La fuerza de los balcones

Mucha gente saldrá estos días al balcón de vez en cuando para comprobar que no está sola. Y los que lleven mejor el encierro se asomarán a dar ánimos a los demás

Foto: Vecinos aplaudiendo a la sanidad pública desde sus balcones. (Reuters)
Vecinos aplaudiendo a la sanidad pública desde sus balcones. (Reuters)

Los italianos se citaron anoche a las nueve para encender una linterna. Quedaron para asomarse al balcón todos a la vez. Es una de sus emotivas convocatorias vecinales para sentirse más cerca unos de otros durante este aislamiento forzoso. Italia es el país europeo que más tiempo lleva en confinamiento para frenar el coronavirus. Empezó una semana antes que España. Va por delante también en las pavorosas cifras de muertos causados por esta pandemia (mientras escribo, allí rondan los 1.800 fallecidos, por aquí son ya casi 300). Pero además de lo mortal que puede resultar el Covid-19, nos están enseñando nuevas formas de animarnos unos a otros asomados al balcón durante esta cuarentena forzosa que nos mantiene encerrados en casa, se dice pronto, a más de 100 millones de europeos. Igual que antes estuvieron millones de chinos.

De Italia empezaron a llegarnos hace una semana los vídeos de gente asomada 'alla finestra' cantando una de Jovanotti. Hace una semana no lo entendíamos, porque hace una semana no entendíamos nada. Nos llegaban esos vídeos de italianos asomándose a los balcones a cantar, por las calles desiertas de Nápoles a Siena. Los veíamos, pero seguíamos sin entenderlos bien. Pobres italianos encerrados en casa, comentábamos mirando nuestras pantallas, mientras tomábamos algo en una terraza, sin saber que dos días después nos iban a prohibir salir aquí también.
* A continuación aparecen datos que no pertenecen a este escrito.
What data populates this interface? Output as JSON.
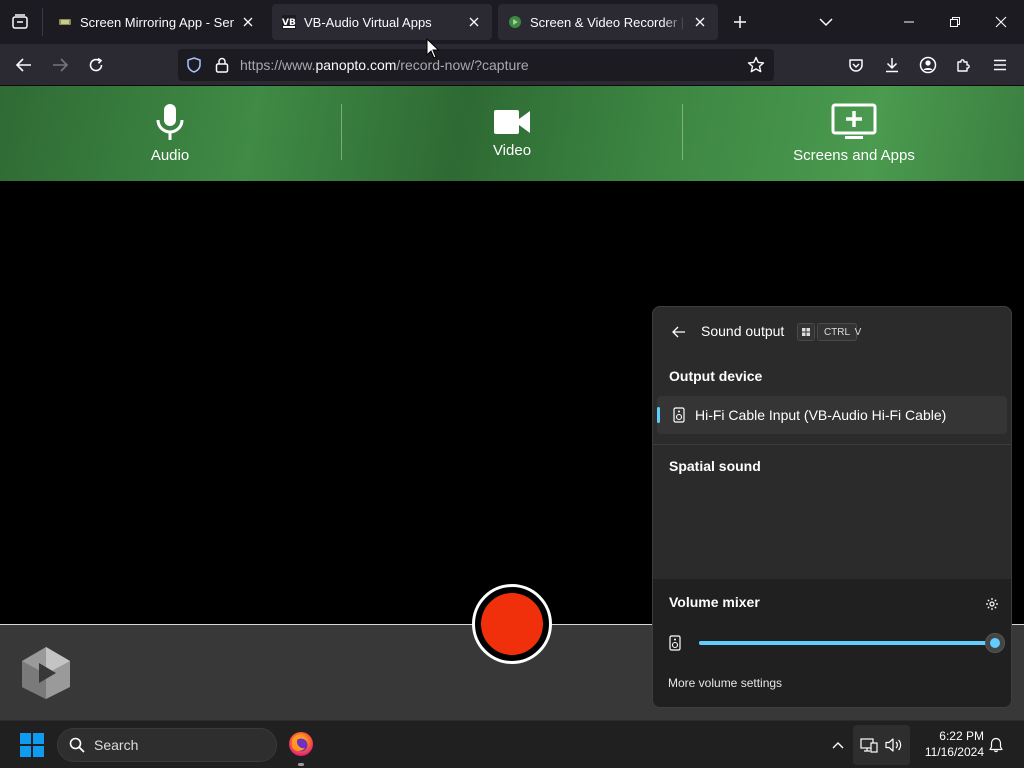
{
  "browser": {
    "tabs": [
      {
        "title": "Screen Mirroring App - Sender",
        "active": false
      },
      {
        "title": "VB-Audio Virtual Apps",
        "active": true
      },
      {
        "title": "Screen & Video Recorder | Panopto",
        "active": false
      }
    ],
    "url": {
      "prefix": "https://www.",
      "host": "panopto.com",
      "path": "/record-now/?capture"
    }
  },
  "capture": {
    "items": [
      {
        "label": "Audio",
        "icon": "microphone-icon"
      },
      {
        "label": "Video",
        "icon": "video-camera-icon"
      },
      {
        "label": "Screens and Apps",
        "icon": "screen-add-icon"
      }
    ]
  },
  "flyout": {
    "title": "Sound output",
    "shortcut": [
      "CTRL",
      "V"
    ],
    "output_section": "Output device",
    "device_name": "Hi-Fi Cable Input (VB-Audio Hi-Fi Cable)",
    "spatial_section": "Spatial sound",
    "mixer_section": "Volume mixer",
    "volume_level": 1.0,
    "more_settings": "More volume settings",
    "accent": "#60cdff"
  },
  "recorder": {
    "record_color": "#f0300a"
  },
  "taskbar": {
    "search_placeholder": "Search",
    "time": "6:22 PM",
    "date": "11/16/2024"
  },
  "colors": {
    "tabbar": "#1c1b22",
    "toolbar": "#2b2a33",
    "capture_green": "#3f8a45"
  }
}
Porque los virus no entienden de 'aquíes' ni 'allíes'.

Es imposible saber qué siente un país en cuarentena por miedo a un coronavirus invisible cuyos muertos de pronto pasan a contarse por miles en vez de por cientos. Es imposible entenderlo hasta que un día basta con asomarse al balcón para comprobarlo. El día que un vecindario entero que nunca antes se había mirado a la cara abre de pronto la ventana en cuanto alguien pone a todo volumen esa canción del Dúo Dinámico que le canta al junco que se dobla pero siempre sigue en pie. Y no es para quejarse por el volumen, sino para entonarla todos juntos.

Cantaremos a grito pelado ‘Resistiré’ desde el balcón con los vecinos durante esta cuarentena. Y tiempo habrá de poner a Raphael y lo que haga falta. A lo mejor hasta logramos ponernos de acuerdo para cantar la misma canción todos a la vez. Porque estamos aprendiendo que hay un tipo de soledad que no la arregla ninguna pantalla. Y una sensación de comunidad que nada tiene que ver con lo virtual. Es esa conexión que habíamos olvidado que no necesita wifi. La de saber que hay mucha gente a tu lado pasando por lo mismo que tú.

La fuerza de los balcones

Mucha gente saldrá estos días al balcón de vez en cuando para comprobar que no está sola. Y los que lleven mejor el encierro se asomarán a dar ánimos a los demás. Los habrá que salgan a aplaudir cada noche y quienes griten, como ayer hizo aquí un vecino, "¡viva la sanidad pública!". Otro le respondió, "¡vivan los supermercados!". Todos aplaudían y aporreaban cacerolas. El autobús que pasaba tocó la bocina. Cualquier día de estos nosotros también quedaremos a encender la linterna del móvil para mostrarle al de en frente un poco de luz. ¡Ánimo vecino! Resistiremos. Aquí y allí.